Miso (味噌)

Yes! You can also make your own homemade miso from scratch – with just 4 ingredients and a little patience! My simple step-by-step instructions on How to Make Miso will guide you through this process. Get the recipe here.

Make Homemade Miso from scratch with just 4 ingredients and a little patience. My simple step-by-step instructions on How to Make Miso will guide you through this process. Once miso paste is made, you can use it for many delicious Japanese dishes!

As a home cook and a Japanese cuisine advocator, I want to be able to share not just the recipes, but also to uphold the tradition of making food from scratch. I believe there is a beauty in preserving the heritage integral to our food culture. Do you agree? This year I’ve taken up a few cooking projects that I’d like to accomplish, and making miso paste from scratch is one of them.

This is my first time making miso, and I can’t be any more excited to share the experience with you!

Quick Overview of Miso Making

The process of making miso takes 2 days, but it is not until 6 months later only you get to use the product.
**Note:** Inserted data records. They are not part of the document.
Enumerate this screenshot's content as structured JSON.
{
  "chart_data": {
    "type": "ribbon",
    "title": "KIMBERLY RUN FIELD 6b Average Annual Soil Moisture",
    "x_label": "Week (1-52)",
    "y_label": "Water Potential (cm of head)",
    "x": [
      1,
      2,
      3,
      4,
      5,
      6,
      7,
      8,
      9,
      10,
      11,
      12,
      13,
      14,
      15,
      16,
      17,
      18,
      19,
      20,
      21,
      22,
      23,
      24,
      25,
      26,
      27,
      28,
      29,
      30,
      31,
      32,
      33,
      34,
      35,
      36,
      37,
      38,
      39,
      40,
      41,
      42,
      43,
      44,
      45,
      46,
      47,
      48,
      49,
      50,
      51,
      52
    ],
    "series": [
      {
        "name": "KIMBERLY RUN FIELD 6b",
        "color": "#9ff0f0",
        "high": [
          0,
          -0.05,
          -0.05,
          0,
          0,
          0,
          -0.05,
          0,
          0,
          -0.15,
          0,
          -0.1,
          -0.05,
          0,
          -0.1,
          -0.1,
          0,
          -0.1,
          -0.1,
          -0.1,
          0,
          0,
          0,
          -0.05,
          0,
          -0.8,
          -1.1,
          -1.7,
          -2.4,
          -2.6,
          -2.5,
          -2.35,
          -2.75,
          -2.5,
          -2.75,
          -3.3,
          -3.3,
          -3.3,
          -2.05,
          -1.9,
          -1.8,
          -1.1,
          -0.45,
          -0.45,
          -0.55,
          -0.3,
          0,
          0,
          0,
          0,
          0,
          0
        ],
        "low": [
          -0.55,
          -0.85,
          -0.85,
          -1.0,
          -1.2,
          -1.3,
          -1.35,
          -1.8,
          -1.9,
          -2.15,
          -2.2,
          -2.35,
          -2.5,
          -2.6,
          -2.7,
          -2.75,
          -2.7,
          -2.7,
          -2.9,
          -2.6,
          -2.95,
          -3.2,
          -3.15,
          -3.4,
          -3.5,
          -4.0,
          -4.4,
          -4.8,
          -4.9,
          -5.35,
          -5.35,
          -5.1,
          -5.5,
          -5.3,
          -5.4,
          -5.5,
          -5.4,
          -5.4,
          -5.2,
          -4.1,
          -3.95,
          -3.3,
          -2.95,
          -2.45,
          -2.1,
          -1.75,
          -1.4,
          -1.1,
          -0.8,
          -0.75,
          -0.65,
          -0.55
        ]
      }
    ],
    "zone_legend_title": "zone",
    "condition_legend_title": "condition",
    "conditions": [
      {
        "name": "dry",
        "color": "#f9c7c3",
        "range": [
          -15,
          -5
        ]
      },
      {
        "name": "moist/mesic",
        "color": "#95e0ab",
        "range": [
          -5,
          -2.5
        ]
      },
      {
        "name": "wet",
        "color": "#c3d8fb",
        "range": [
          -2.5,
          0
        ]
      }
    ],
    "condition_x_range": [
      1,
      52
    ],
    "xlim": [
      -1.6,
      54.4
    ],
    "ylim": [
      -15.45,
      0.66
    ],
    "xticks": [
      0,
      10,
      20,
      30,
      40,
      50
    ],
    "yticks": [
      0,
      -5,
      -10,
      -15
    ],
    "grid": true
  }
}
Umm… are you still here?

It may sound daunting, but the method is actually simple and the result is totally worth the effort!

In my recipe below, I included both Instant Pot and Stove Top options for cooking the soybeans.

Day 1

  1. Wash soybeans
  2. Soak soybeans for 18 hours (don’t cut it short!)

Day 2

  1. Cook soybeans (pressure cook – 20 mins; simmer – 3 to 4 hrs)
  2. Mash soybeans
  3. Combine soybeans, salt, and koji
  4. Pack the mixture into a jar
  5. Store the miso and wait for 6 months…

What You Need for Making Miso – Ingredients & Tools

4 Simple Ingredients

1. Organic soybeans

I purchased organic American soybeans from WholeFoods where you can get the exact amount of soybeans you need from a dispenser. You can also look up Laura Soybeans or purchase them on Amazon.

2. Fine sea salt

I used fine sea salt for my miso because it yields the best flavor and is rich in minerals.

3. Rice koji

Rice koji is steamed rice (and sometimes with other grains such as barley) that has been treated with a fermentation culture, Aspergillus oryzae, koji-kin (麹菌). The enzymes found in the koji work to break down carbohydrates and proteins into amino acids, fatty acids, and other nutrients during the fermentation process.

In the US, you can find Cold Mountain brand of rice koji for sale. You can also buy rice koji from Anything from Japan which ships internationally.

4. Filtered water

Quality of water plays an important role in making good miso paste, so be sure to use filtered water that is safe and has removed most of the impurities.